Friday, November 28, 2008

House of Discovery

When I build a house, it will have many secret passageways that only a few people will know how to find. Doors hidden behind bookcases and narrow tunnels between bedrooms. There would be tiny compartments underneath the floorboards — covered by Venetian rugs — and in them I would keep exotic trinkets and artifacts from long forgotten civilizations.

I'd also incorporate dumbwaiters and various chutes where visiting children could whisk their toys into various other realms and dimensions.

Fires would burn in each of the parlors and living rooms. Warm-stoned mantles and a fluffy cat to sprawl in front of it — such would be a common sight in my house, never failing to influence a smile on the faces of all who peak inside the various upstairs rooms.

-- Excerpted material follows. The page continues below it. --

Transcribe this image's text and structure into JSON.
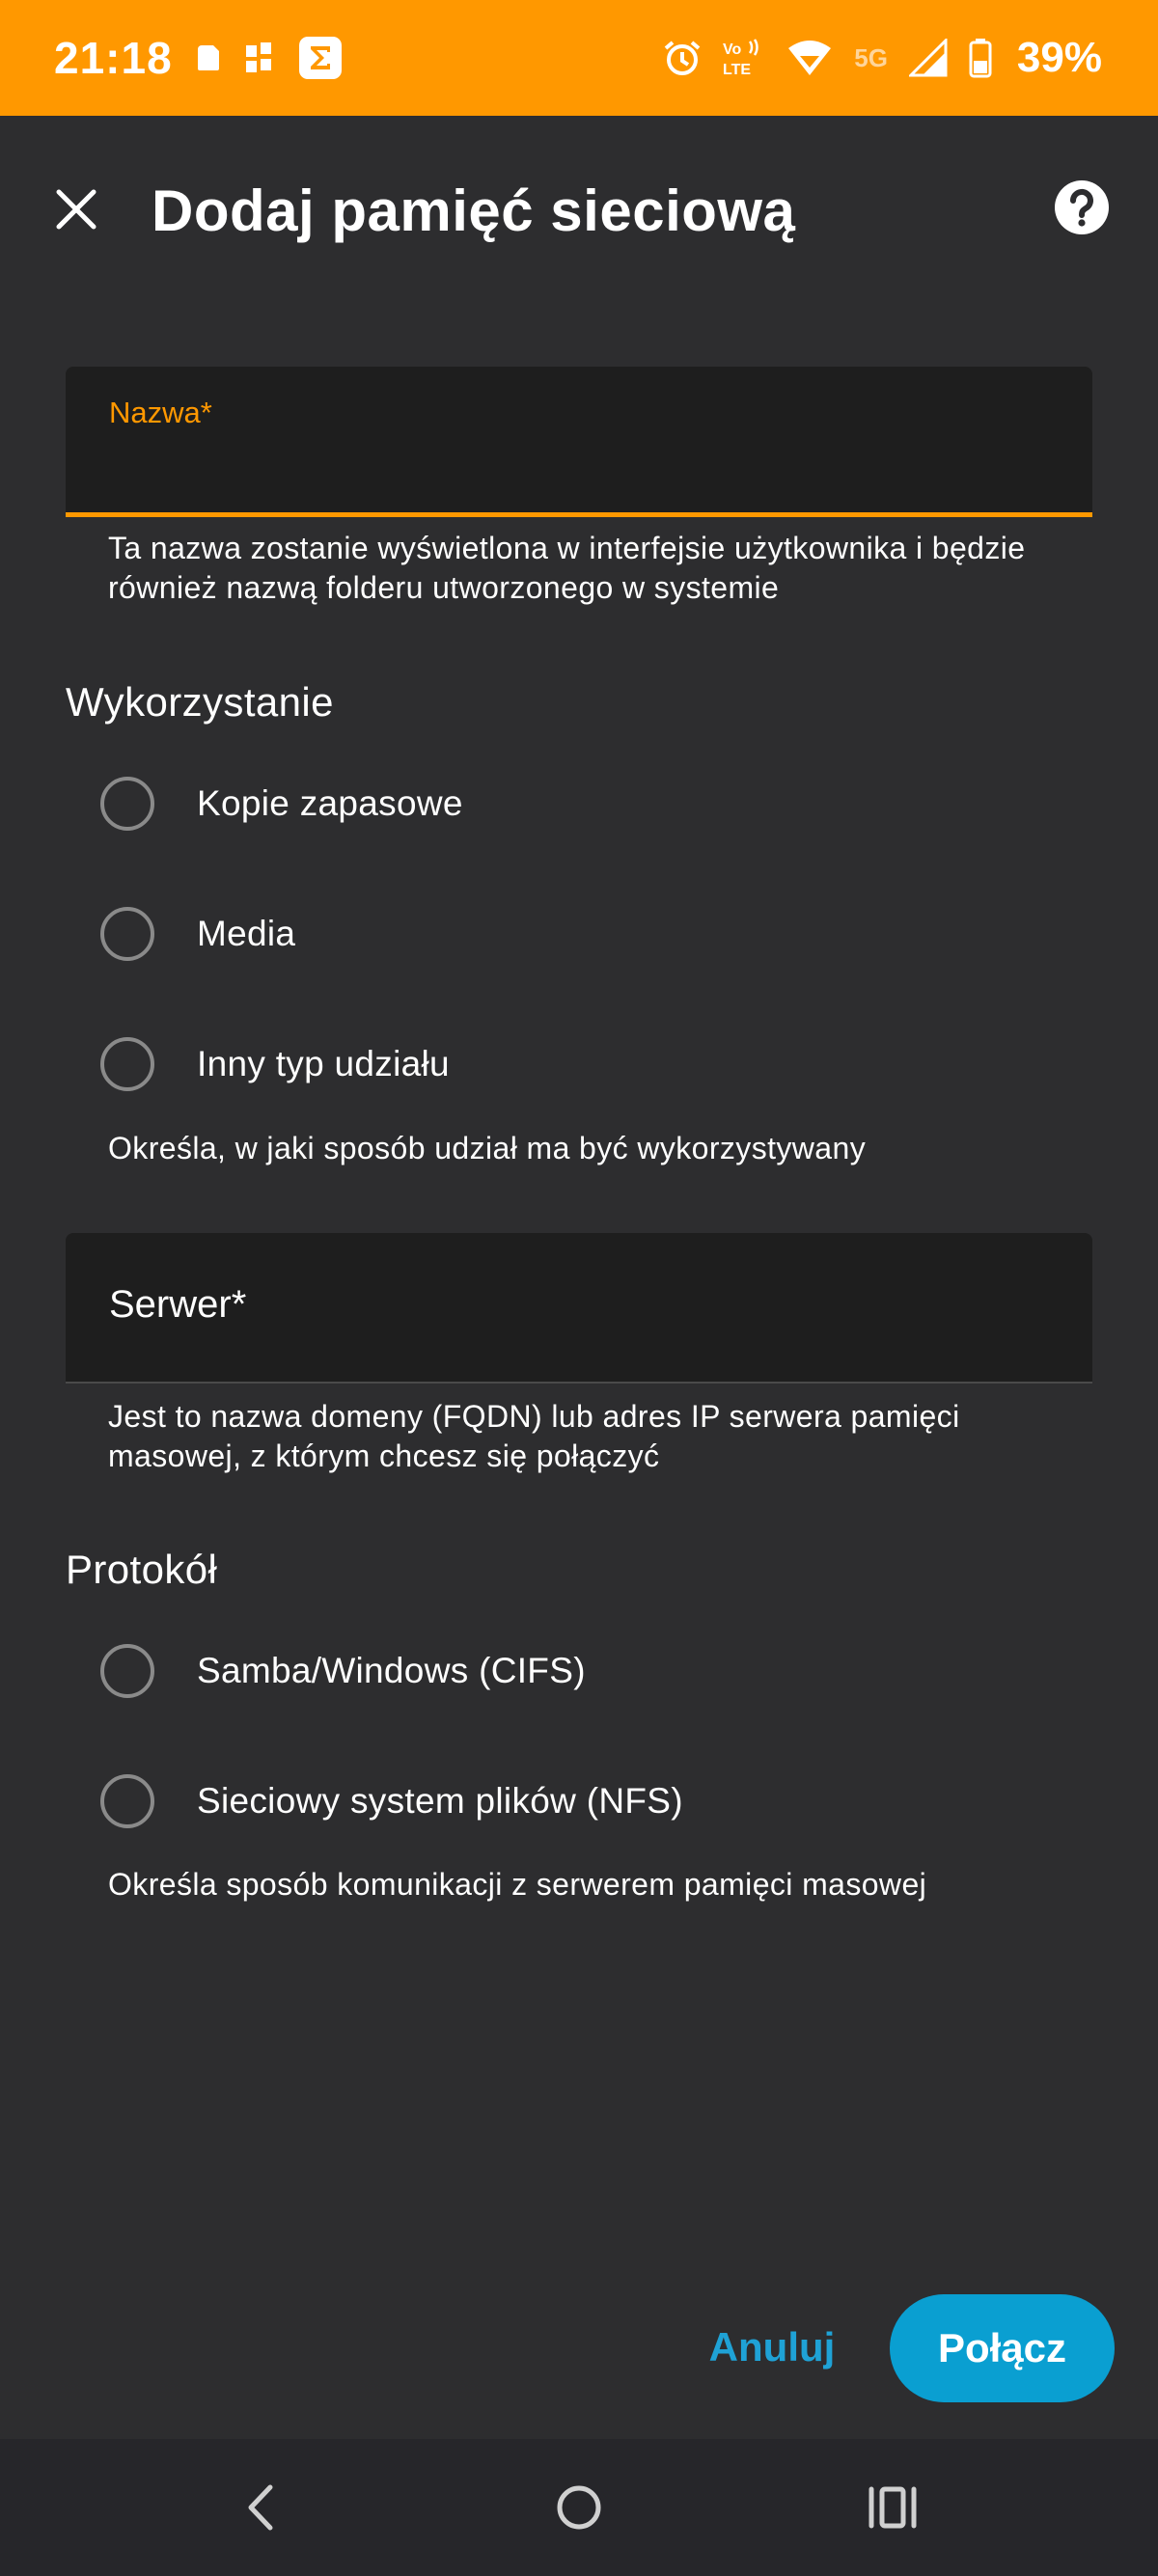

You could find me very often in my study, working diligently at my mahogany desk and always eager for the interruption of a long-missed visitor. You would come in and peruse the hard-bound folios of my personal library and ask me about my latest projects, the exploits of ongoing expeditions around the globe. I would invite you to the terrace where we would enjoy a cup of tea, all while admiring the peacocks traversing the lawn below — or the changing shades of yellow and green foliage on the distant mountains.

Before building the house, I would bless the ground, doing my best to calm the spirits of those who had settled and wandered there before me. I would welcome them to haunt the stairwells, to make funny faces at people as they gazed on the looking glass in the washing rooms.

And once I had journeyed on from this earthly station, I would hope to have my remains carried down to the glen below the ridge, left to bask in the open meadow where the sun hits at morning, resting in the matronly evening shadow of my former home.

The grandchildren would tell stories to their grandchildren of the benevolent lord who once took them on candlelit adventures through the network of hidden portals, an entire labyrinth — a second residence — within the walls of the hillside manor. Visitors and subsequent residents would be discovering new treasures and secrets for generations to come.